Post-Snowden
We definitely live in a different world since Snowden leaks, but for some people nothing has changed. We always knew that certain individuals are targeted by local or international law enforcement agencies. In some cases they even have a legal way of doing this. If you work on certain fields or operate as an activist in political issues, you always assumed or knew that your communications are monitored. We may have better knowledge on the way the do it, or which things they have broken and which not yet. But essentially nothing is new about this on the post-Snowden world.
What Snowden leaks actually changed, what we learned from the documents, is that there is a vast ongoing process of massive passive surveillance and data collection. It doesn't matter if you are considered important. It doesn't matter if you have something to hide or not. All of your communications are monitored, stored and analyzed. This is what changed. This is what we learned.
Let me pause my thoughts for a moment and share a controversial story...
Mobile email encryption
Would you store your private PGP key to your mobile smartphone? Many (most?) hackers/geeks would easily answer in a negative way. Mobile phones have two major security implications that our laptops (usually) don't.
-
Physical security. It's more easy to lose your phone, or for someone to steal it. It's a comparatively smaller device, usually carried away in your pocket. And once you lose it, all keys stored there should be considered compromised (which is a big problem on its own, since PGP doesn't offer Forward Secrecy).
-
More than one operating system. Even if you have taken all measures to secure your operating system, the problem is that your phone runs also a second operating system. The "radio" OS running on your baseband chip. It's a complete proprietary black box, that you don't know what it does. You don't even know if it's isolated from your "smart" operating system.

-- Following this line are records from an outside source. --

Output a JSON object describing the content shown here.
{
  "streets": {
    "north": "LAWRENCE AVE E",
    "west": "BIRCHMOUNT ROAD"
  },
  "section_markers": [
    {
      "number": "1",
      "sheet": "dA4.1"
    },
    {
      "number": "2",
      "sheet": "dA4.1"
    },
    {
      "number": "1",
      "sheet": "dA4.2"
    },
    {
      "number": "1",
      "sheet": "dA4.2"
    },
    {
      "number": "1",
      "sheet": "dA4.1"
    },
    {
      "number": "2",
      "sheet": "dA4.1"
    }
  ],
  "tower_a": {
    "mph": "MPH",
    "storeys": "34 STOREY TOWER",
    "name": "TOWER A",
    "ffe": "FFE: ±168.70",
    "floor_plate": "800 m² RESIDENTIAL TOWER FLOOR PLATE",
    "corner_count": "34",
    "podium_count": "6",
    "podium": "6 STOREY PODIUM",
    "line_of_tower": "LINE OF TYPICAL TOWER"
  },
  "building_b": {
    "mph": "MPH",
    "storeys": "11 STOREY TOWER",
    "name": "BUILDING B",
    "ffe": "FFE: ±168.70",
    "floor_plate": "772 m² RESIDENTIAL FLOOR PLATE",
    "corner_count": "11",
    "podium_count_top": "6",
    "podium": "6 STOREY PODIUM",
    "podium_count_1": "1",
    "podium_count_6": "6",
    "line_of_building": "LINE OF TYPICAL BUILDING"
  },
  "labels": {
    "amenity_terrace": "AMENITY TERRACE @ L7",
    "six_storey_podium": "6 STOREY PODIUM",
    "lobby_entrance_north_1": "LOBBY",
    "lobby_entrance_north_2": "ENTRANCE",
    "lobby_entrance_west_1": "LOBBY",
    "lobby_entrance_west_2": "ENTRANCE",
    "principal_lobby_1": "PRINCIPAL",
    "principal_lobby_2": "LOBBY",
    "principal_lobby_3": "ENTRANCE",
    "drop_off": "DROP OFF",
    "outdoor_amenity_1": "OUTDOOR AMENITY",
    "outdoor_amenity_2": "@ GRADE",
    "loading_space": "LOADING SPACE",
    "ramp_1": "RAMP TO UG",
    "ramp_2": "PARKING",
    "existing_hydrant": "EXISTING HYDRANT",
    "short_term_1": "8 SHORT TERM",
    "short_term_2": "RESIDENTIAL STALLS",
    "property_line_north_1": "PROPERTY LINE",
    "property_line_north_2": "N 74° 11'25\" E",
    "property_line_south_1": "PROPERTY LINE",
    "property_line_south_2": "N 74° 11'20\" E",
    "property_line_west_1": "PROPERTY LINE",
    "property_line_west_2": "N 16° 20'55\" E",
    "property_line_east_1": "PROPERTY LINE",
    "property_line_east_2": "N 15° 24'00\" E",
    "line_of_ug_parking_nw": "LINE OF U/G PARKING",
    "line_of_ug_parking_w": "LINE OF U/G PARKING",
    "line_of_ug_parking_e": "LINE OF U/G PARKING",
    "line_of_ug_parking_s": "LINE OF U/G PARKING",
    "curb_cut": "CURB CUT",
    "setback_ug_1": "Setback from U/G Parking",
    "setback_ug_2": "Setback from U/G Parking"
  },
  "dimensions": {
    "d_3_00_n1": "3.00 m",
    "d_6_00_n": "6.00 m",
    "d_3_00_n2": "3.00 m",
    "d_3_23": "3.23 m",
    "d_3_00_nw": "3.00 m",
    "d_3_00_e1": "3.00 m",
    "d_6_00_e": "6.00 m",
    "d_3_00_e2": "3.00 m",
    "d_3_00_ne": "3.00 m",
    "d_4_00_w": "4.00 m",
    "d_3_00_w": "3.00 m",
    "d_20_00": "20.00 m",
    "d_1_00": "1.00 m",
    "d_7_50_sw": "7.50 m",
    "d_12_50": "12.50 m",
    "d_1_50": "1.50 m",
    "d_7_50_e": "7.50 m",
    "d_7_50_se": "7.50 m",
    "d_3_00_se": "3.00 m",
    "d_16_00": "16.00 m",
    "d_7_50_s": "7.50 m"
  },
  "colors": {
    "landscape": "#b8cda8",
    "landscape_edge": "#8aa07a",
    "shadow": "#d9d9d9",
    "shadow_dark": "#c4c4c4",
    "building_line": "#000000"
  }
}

On a side note, mobile operating systems have a security advantage that almost all modern desktop operating systems (even most major linux distributions) lack. All applications are sandboxed. So even if you are running a malicious application (you know, like Angry Birds) it may do various unwanted things regarding your personal mobile usage (eg. track location) but it can't easily steal your PGP private key stored inside OpenKeyChain's isolated storage. Not many desktop operating systems can protect you from a malicious application getting access to your .gnupg
or .ssh
folder.
So, although these two points are completely valid and indeed mobile smartphones are less secure, we have to realize that this is where most users read their emails. In many cases, a mobile phone is the only device people read their emails. Many people have come to cryptoparties, and after getting in touch with the complete lack of usability that comes with the standard pgp gui stack (Thunderbird + Enigmail), they ask how the can do the same things on their mobile. Most hackers would react (or even deny to help) exactly because of the reasons mentioned above. Let me clear up the dilemma a bit: Most people have two options to choose. Either use email encryption on their mobile phone or don't use encryption at all. And unfortunately most hackers fail to see that for most people the threat model is passive surveillance.
Threat Model
Not all people are trying to protect from the same things or the same type of adversaries. Not all people have the same Threat Model.

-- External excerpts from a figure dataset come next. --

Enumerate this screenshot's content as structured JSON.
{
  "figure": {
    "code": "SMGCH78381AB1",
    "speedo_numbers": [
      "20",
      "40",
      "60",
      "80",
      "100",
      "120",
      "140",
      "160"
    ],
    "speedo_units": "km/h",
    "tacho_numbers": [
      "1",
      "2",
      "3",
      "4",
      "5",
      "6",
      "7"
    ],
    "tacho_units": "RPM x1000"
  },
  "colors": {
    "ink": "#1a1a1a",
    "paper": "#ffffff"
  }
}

I was very pleased to see Werner Koch presenting at 32c3 this year about the current status of GnuPG, where he mentioned that the focus from now on is the passive surveillance threat model. Building tools that focus on the passive surveillance threat model, means that usability and encryption by default is top priority.

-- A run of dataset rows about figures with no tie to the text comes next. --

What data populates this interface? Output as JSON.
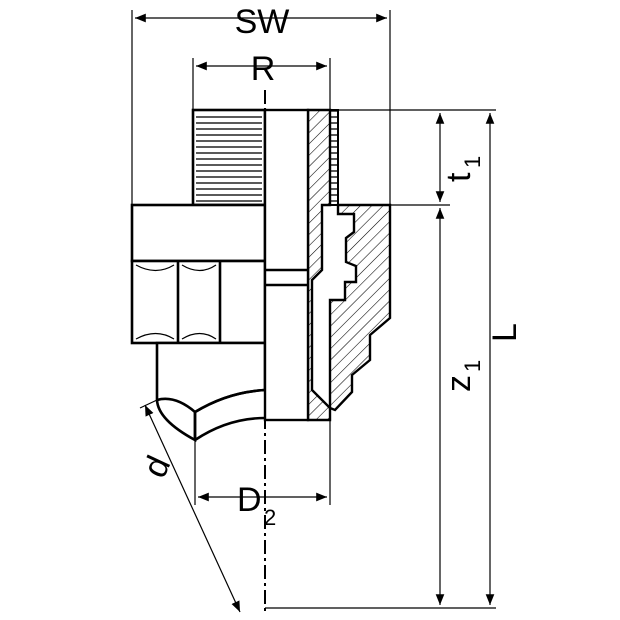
{
  "drawing": {
    "labels": {
      "sw": "SW",
      "r": "R",
      "t": "t",
      "t_sub": "1",
      "z": "z",
      "z_sub": "1",
      "l": "L",
      "d": "d",
      "d2": "D",
      "d2_sub": "2"
    },
    "line_color": "#000000",
    "background": "#ffffff"
  }
}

I have participated and co-organized many Cryptoparties, Free Software Meetups, and related crypto/privacy events/workshops. And I believe that the passive surveillance threat model should also be our focus. Yes, sometimes we need to quickly determine if a person has a different threat model (eg. journalists), but most people participating in these kind of events are not targets (at least not NSA targets). We know that they collect everything, we know that they love pgp because it's rarely used and stands out. Let's make their job more difficult. Encrypt all things by default. Let's start from fighting against massive passive surveillance.